Despite university students’ efforts to head off a tuition hike, it’s going up. The state Board of Regents voted Thursday to raise tuition as much as 6.5 percent for in-state undergraduates.
They already had approved increases for out-of-state undergrads and all graduate students in March.
Regent Dennis DeConcini, a former U.S. senator from Tucson, was the only member to vote against raising Arizona State University tuition in Tempe by $280, or 6.5 percent more than this year’s annual tuition of $4,311.
“It seems to me that you have an opportunity here . . . to put the Legislature on the spot,” DeConcini told the board.
He suggested that the board offer a tuition range, and wait to make a final decision after the Legislature votes on appropriations.
By setting rates now, “we’re going to take the blame for this,” DeConcini said.
The rest of the board was cautious, though. Regent Robert Bulla of Phoenix said the board couldn’t wait for the Legislature’s vote because incoming students need to know what tuition will be as they accept scholarships and other aid.
ASU students at Polytechnic in Mesa and West in Phoenix will pay 3.5 percent more in annual tuition, adding $149 to this year’s tuition of $4,251.
Northern Arizona University students in Flagstaff will pay 3.6 percent more next year, approximately $152 over this year’s tuition of $4,142. University of Arizona students will pay 4.6 percent more, adding $200 to this year’s tuition of $4,394.
State Superintendent of Public Instruction Tom Horne, an ex officio regent, went on record as opposing increases at all three universities.
Republicans Rep. Laura Knaperek of Tempe and Sen. Linda Gray of Phoenix, leaders of the House and Senate higher education committees respectively, wrote a letter Wednesday to Regent Gary Stuart expressing concern at the latest tuition proposals.

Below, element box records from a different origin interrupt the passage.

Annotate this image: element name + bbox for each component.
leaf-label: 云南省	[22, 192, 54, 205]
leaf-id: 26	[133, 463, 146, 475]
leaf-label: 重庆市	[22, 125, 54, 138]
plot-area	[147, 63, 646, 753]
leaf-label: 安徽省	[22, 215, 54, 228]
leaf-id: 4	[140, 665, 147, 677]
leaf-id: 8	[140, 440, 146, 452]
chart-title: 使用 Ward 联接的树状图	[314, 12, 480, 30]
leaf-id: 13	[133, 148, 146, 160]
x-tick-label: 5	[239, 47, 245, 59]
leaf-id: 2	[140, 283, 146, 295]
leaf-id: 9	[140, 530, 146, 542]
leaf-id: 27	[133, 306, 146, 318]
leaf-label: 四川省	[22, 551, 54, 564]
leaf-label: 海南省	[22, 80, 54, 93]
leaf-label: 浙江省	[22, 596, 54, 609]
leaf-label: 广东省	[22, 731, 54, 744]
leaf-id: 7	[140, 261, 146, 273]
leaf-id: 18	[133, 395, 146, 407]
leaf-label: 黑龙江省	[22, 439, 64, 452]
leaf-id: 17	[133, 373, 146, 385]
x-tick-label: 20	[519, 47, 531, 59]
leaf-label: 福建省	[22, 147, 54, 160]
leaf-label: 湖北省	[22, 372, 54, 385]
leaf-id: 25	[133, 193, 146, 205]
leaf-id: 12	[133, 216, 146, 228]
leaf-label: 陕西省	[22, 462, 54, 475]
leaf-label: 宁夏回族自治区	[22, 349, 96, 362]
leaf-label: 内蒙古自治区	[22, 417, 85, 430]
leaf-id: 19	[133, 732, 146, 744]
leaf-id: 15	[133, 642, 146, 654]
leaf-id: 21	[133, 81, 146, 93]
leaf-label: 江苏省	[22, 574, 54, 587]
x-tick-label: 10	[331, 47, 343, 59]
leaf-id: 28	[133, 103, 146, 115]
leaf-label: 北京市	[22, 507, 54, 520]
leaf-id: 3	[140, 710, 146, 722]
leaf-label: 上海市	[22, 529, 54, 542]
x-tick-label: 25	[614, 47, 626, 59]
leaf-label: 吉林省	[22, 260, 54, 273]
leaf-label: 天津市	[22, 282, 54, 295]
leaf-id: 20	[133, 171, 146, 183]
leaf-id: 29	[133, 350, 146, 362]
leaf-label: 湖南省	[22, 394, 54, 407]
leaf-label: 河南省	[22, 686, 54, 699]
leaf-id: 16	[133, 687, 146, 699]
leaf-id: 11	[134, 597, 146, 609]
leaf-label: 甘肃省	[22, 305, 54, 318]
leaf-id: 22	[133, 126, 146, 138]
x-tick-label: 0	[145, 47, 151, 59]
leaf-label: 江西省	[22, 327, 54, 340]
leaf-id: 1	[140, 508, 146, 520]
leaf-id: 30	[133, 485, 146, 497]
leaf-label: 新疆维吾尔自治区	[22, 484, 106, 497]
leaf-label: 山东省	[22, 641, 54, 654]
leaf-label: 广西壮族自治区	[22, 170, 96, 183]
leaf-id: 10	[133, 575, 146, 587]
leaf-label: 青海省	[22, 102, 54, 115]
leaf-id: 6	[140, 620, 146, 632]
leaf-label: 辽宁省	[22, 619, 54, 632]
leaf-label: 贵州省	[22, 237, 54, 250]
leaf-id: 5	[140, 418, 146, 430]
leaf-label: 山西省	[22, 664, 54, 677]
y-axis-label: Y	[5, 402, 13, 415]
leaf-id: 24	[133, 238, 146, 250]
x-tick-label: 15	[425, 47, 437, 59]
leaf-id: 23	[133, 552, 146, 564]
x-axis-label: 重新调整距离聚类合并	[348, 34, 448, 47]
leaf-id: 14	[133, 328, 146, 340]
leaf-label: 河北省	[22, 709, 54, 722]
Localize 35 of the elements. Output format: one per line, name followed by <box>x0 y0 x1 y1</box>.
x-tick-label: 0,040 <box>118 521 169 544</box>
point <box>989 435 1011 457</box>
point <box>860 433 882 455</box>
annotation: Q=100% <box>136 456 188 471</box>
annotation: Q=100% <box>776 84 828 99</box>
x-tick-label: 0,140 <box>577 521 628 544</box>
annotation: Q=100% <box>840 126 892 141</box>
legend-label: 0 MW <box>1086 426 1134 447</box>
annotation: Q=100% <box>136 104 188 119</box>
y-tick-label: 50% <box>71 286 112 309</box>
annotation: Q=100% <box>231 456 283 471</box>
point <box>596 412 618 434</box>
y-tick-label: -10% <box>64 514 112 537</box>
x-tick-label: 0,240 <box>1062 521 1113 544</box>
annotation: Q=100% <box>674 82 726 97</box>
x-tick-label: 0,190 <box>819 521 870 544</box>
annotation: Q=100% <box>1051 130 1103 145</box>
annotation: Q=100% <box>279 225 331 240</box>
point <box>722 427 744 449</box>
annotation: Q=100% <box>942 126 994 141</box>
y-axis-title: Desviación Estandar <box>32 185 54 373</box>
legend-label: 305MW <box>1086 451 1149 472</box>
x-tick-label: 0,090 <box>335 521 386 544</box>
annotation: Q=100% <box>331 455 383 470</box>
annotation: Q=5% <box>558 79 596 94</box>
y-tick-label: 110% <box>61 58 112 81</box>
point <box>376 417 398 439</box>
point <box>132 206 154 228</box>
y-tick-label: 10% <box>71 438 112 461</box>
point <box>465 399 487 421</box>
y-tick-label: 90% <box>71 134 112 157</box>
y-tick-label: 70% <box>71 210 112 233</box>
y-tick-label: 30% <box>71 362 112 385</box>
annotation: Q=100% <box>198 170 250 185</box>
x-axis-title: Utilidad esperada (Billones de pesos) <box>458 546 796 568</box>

“It is our belief that high tuition increases are detrimental to many students and lower-income families,” the lawmakers said.
They asked that the regents consider raising tuition no higher than the rate of inflation, which is about 3.5 percent. The lawmakers also noted that the Legislature is considering an $8 million proposal to provide aid to students in the form of payment for jobs or internships relating to their studies.